I am, but only because Anshu told me.
“I’m happy to answer any questions about St. Louis,” I say.
“Is it true that only a few weeks ago, in November, the St. Louis police identified a suspect they believe was guilty of your father’s murder? Based on new forensic evidence?”
“Yes, that’s true,” I say.
I’m not privy to the inner workings of the St. Louis police, but I can only imagine that the people in charge have the same pressure to close cases as a tiny little hamlet like Grace Village. Whoever was in charge of the cold case got the new evidence of Lauren’s fingerprints on the bottle and eventually her DNA on the wineglass, too, along with the information that Lauren had briefly returned to the country during that time. The case was closed as solved. All the easier when the suspect is now dead, not subject to prosecution and unable to contest the determination in any way.
“That must feel like cold comfort,” she says, “being exonerated twelve years later.”
Something like that. They were never going to pin St. Louis on me, as long as they couldn’t talk to my shrink, to whom I spilled my guts the next morning. (A moment of weakness I will never forget or repeat.)
Comfort? I wouldn’t use that word. I wouldn’t even say I’m happy about what I did. Or unhappy. Virtually every moral code and penal code would condemn my actions. I analogize it to the law of war, instead. My father and Lauren declared war on my mother and me. They killed her, and I killed them back. Soldiers aren’t prosecuted for killing other soldiers. They’re prosecuted only for killing innocents. Lauren and my father were the furthest things from innocents. I don’t require approval, nor do I accept disapproval, for what I’ve done.
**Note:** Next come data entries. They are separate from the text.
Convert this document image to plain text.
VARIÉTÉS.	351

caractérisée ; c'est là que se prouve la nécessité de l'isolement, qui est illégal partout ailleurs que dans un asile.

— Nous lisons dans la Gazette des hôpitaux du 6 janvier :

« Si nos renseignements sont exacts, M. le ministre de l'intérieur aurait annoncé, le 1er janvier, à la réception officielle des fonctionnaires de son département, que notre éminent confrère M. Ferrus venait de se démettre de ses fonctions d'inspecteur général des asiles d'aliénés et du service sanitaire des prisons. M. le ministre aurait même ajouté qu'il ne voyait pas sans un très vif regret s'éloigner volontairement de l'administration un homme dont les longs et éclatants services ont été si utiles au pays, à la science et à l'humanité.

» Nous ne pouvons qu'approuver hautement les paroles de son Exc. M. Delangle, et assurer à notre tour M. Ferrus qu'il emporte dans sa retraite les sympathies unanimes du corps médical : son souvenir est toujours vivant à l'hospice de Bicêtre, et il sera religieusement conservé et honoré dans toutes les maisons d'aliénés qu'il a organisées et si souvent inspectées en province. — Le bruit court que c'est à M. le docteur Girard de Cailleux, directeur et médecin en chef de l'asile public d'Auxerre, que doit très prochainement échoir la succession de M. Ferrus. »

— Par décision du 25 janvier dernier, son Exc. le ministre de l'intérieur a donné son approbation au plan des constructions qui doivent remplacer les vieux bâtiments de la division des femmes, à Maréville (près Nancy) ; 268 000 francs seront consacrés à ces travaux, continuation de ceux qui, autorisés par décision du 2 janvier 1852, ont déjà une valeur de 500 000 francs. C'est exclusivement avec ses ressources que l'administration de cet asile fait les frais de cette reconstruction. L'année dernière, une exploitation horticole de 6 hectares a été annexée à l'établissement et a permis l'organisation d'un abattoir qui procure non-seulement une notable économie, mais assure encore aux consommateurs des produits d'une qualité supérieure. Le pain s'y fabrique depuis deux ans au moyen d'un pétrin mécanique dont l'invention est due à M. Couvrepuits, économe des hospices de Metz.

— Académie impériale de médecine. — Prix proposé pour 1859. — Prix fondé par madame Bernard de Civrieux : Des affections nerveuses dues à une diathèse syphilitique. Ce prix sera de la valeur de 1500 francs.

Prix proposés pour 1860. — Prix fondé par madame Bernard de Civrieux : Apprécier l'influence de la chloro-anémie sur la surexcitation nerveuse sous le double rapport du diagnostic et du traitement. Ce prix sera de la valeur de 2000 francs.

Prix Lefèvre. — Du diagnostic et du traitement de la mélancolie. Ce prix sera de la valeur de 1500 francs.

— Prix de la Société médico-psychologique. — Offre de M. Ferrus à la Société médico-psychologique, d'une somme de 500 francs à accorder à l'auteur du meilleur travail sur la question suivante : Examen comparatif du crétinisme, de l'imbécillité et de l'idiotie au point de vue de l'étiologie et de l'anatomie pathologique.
Did I know that the Grace Village P.D. would fingerprint Lauren and take a DNA sample? Sure, they always do that, if for no other reason than exclusion, differentiation from other prints and DNA found at the scene. Did I know that they’d enter this information into FBI databases? Of course—standard protocol. Did I know that this newly submittedinformation would find a match in the databases for the champagne bottle and plastic flute found at my father’s crime scene? I hoped so. I couldn’t besureLauren’s prints or DNA would be on that bottle or those champagne flutes. But a guy can hope.
And did I time this entire thing so that St. Louis would be in a position to declare its investigation solved and closed only weeks before I had to stand here before this committee and answer questions?
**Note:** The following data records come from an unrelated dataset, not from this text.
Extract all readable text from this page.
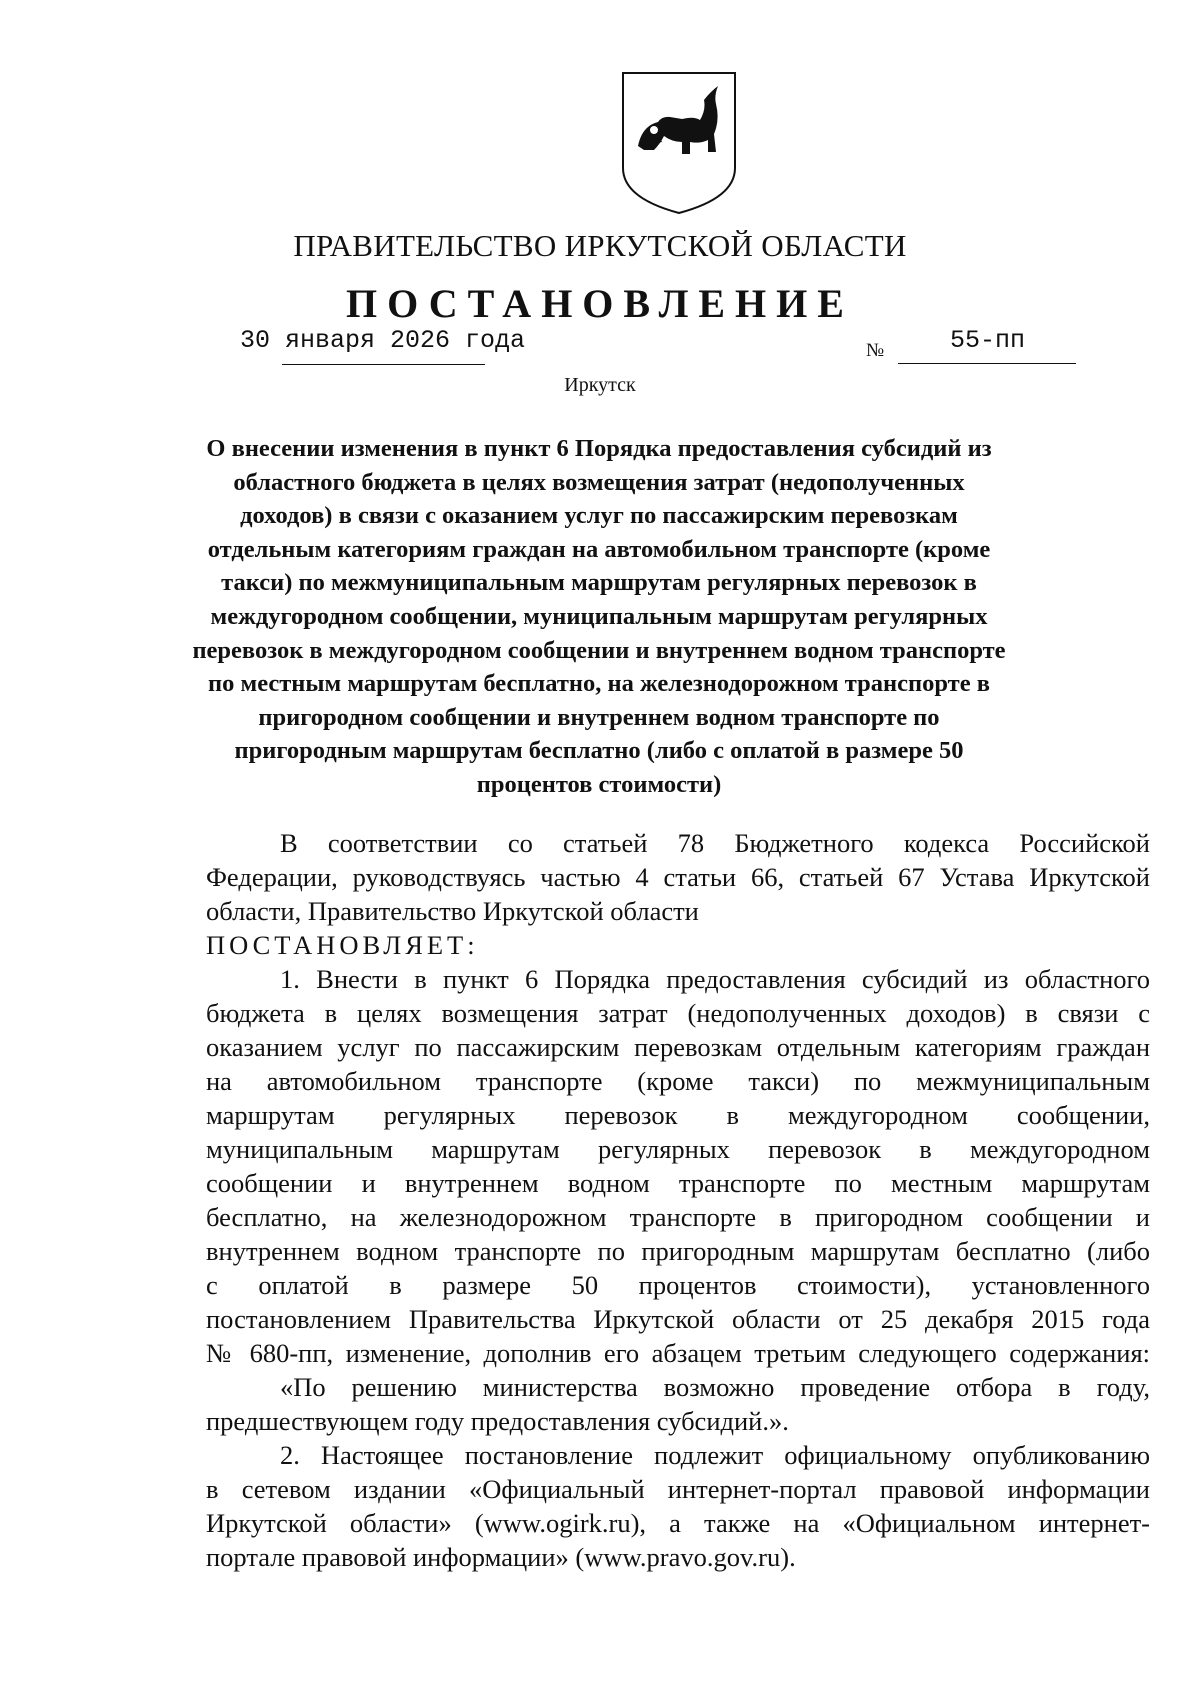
ПРАВИТЕЛЬСТВО ИРКУТСКОЙ ОБЛАСТИ
ПОСТАНОВЛЕНИЕ
30 января 2026 года	№	55-пп
Иркутск
О внесении изменения в пункт 6 Порядка предоставления субсидий из
областного бюджета в целях возмещения затрат (недополученных
доходов) в связи с оказанием услуг по пассажирским перевозкам
отдельным категориям граждан на автомобильном транспорте (кроме
такси) по межмуниципальным маршрутам регулярных перевозок в
междугородном сообщении, муниципальным маршрутам регулярных
перевозок в междугородном сообщении и внутреннем водном транспорте
по местным маршрутам бесплатно, на железнодорожном транспорте в
пригородном сообщении и внутреннем водном транспорте по
пригородным маршрутам бесплатно (либо с оплатой в размере 50
процентов стоимости)
В соответствии со статьей 78 Бюджетного кодекса Российской
Федерации, руководствуясь частью 4 статьи 66, статьей 67 Устава Иркутской
области, Правительство Иркутской области
ПОСТАНОВЛЯЕТ:
1. Внести в пункт 6 Порядка предоставления субсидий из областного
бюджета в целях возмещения затрат (недополученных доходов) в связи с
оказанием услуг по пассажирским перевозкам отдельным категориям граждан
на автомобильном транспорте (кроме такси) по межмуниципальным
маршрутам регулярных перевозок в междугородном сообщении,
муниципальным маршрутам регулярных перевозок в междугородном
сообщении и внутреннем водном транспорте по местным маршрутам
бесплатно, на железнодорожном транспорте в пригородном сообщении и
внутреннем водном транспорте по пригородным маршрутам бесплатно (либо
с оплатой в размере 50 процентов стоимости), установленного
постановлением Правительства Иркутской области от 25 декабря 2015 года
№ 680-пп, изменение, дополнив его абзацем третьим следующего содержания:
«По решению министерства возможно проведение отбора в году,
предшествующем году предоставления субсидий.».
2. Настоящее постановление подлежит официальному опубликованию
в сетевом издании «Официальный интернет-портал правовой информации
Иркутской области» (www.ogirk.ru), а также на «Официальном интернет-
портале правовой информации» (www.pravo.gov.ru).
Well, let’s just say the timing worked out okay.
“I’m just glad to put it behind me,” I say, looking squarely at Dean Comstock as I do.
105
Simon
The forest preserve outside Burlington, Wisconsin, where Vicky stashed her post-Halloween burner phone to communicate with me, seems as good as any place to meet. I get there early, having the longer drive and not wanting to be late. The habit of timing things perfectly with Vicky, so critical over the summer and fall, is hard to scrub from my DNA.